Providing the opportunity for recognizing efficiencies by streamlining operations and business processes is one of the core drivers for involvement in Net markets. Not only should the cost of sales and marketing decrease, as buyer’s aggregate around a given Net market, but efficiencies across each function, such as procurement, logistics, and billing, should also become apparent.
Efficient markets can minimize the costs associated with everything from error-prone manual business processes and intensive searching to the ongoing cost of supporting electronic-data-interchange infrastructure and the cost of goods themselves. While $6 trillion of commerce may flow through Net markets, the real interest is in determining how much money can be saved by leveraging Net markets or how much additional revenue can be garnered through their use.
These efficiencies, though, will not simply manifest themselves in the market, particularly when associated with entrenched business processes for procurement. Rather, buyers, sellers, and the market maker each need to modify their own operations to take advantage of the market’s facilitation of more efficient ad-shared operations.
Will the Net Market Help Provide a Competitive Advantage?
Net markets need to build a competitive advantage for both buyers and sellers so the market itself can develop critical mass and be competitive. Providing market services, such as secure transactional support, digital certificate validation, and catalog support, are simply the necessary frameworks through which a Net market can be transactional centers.
Net markets also need to provide a level of service that will differentiate them from competing markets and that will translate into a competitive advantage for the market participants.

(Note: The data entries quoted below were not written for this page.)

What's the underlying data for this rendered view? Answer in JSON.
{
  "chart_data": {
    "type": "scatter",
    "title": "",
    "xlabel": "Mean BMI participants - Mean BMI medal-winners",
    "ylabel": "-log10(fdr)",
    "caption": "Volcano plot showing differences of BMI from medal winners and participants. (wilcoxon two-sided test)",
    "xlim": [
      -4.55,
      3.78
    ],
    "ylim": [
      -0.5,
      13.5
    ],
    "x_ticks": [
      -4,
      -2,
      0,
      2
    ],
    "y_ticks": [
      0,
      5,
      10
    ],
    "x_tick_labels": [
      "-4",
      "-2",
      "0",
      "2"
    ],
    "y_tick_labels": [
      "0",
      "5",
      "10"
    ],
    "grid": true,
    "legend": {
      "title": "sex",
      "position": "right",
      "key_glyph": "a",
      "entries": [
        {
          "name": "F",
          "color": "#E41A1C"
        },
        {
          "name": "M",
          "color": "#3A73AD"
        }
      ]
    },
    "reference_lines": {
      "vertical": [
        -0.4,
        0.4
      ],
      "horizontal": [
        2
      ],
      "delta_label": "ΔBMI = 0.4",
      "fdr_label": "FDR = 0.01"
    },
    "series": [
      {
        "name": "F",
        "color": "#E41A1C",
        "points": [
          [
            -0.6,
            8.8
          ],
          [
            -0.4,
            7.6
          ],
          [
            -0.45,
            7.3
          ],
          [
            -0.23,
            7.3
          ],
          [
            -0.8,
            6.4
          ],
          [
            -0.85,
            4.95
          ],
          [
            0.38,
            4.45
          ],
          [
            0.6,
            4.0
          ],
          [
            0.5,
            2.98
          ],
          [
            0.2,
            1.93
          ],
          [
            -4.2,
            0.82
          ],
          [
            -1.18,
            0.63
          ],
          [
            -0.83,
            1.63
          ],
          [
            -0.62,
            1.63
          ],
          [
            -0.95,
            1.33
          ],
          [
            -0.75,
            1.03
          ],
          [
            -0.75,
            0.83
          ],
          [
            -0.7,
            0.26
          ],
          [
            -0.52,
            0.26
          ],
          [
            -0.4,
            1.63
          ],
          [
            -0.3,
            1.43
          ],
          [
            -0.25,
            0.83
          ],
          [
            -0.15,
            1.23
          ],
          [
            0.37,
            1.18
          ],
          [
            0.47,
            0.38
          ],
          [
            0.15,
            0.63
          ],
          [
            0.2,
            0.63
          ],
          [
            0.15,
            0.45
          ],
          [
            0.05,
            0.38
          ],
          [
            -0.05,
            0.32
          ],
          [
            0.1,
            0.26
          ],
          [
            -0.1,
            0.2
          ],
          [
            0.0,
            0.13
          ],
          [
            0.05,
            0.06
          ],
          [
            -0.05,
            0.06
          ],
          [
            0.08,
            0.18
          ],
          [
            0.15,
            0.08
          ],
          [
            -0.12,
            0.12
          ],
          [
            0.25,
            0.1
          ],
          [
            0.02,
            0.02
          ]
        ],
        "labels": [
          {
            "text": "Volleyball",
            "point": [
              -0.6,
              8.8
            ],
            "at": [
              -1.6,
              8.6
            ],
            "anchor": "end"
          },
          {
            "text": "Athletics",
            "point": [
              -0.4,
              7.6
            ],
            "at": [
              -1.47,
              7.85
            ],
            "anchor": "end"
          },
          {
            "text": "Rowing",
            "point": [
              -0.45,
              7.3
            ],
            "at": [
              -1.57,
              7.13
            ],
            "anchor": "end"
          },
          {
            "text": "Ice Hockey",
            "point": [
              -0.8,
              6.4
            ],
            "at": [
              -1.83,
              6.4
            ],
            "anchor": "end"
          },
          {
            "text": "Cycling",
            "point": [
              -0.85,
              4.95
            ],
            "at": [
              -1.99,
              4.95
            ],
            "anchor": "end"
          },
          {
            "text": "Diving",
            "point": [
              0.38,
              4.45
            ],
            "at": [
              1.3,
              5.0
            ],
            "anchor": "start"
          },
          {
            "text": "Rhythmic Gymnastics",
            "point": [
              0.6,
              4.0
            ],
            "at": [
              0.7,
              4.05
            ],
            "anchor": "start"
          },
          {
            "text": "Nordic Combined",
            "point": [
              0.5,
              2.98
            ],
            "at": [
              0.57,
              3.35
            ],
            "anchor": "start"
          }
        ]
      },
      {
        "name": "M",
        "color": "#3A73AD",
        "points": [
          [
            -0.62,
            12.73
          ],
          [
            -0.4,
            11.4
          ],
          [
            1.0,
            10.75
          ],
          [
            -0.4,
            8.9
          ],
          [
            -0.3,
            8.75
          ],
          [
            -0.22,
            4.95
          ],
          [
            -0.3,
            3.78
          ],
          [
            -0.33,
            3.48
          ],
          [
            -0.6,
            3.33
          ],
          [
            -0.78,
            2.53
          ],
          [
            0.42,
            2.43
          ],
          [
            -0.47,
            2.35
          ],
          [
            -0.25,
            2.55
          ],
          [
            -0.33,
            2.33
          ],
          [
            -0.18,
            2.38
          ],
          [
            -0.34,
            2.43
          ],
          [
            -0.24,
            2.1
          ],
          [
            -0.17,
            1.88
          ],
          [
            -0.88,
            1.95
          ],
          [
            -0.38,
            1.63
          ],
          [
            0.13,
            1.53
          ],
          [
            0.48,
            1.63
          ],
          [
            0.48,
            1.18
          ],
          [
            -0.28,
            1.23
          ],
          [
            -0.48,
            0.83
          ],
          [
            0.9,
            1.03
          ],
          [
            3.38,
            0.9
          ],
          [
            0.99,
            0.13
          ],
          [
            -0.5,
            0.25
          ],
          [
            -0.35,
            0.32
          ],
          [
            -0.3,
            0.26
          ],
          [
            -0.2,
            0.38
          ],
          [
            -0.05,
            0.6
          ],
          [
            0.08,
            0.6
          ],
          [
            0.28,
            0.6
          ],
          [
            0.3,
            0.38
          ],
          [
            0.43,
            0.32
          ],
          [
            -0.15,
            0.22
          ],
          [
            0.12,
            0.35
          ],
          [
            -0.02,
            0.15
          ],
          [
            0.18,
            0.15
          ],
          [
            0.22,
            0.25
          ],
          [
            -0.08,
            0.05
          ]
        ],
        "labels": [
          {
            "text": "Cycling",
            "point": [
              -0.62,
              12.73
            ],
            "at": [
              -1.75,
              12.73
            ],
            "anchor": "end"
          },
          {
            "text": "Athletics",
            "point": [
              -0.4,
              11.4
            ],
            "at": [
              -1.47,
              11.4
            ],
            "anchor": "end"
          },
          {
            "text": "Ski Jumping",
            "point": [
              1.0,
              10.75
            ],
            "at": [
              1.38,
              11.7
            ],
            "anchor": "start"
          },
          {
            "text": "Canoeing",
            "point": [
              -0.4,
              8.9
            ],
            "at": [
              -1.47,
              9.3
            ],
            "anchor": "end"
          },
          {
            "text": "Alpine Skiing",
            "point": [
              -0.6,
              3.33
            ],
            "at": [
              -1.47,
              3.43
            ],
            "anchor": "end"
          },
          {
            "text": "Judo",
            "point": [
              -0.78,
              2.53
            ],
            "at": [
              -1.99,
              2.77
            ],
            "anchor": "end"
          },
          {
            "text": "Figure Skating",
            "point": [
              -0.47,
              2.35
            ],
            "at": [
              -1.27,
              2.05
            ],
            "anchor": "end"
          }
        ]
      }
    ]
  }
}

Markets can develop this by providing differentiating services, such as proprietary content, escrow, data and web integration, user tracking and profiling, credit, and a variety of commerce models (e.g., auctions, reverse auctions, dynamic pricing, etc.).
What’s to Come
While press releases abound, there are few Net markets that are actually having a significant tangible impact on any industry. And, more important, the B2B game is still in its infancy. While there seem to be early dominant players and models, I suspect that the landscape, opportunities, and technologies to enable it all will change dramatically in the next 12 to 24 months.
In future columns, I will take the opportunity to explore more fully Net markets and their evolution as powerful channels for sales, marketing, service, and competitive advantage. I invite your input, commentary, challenges, and thoughts.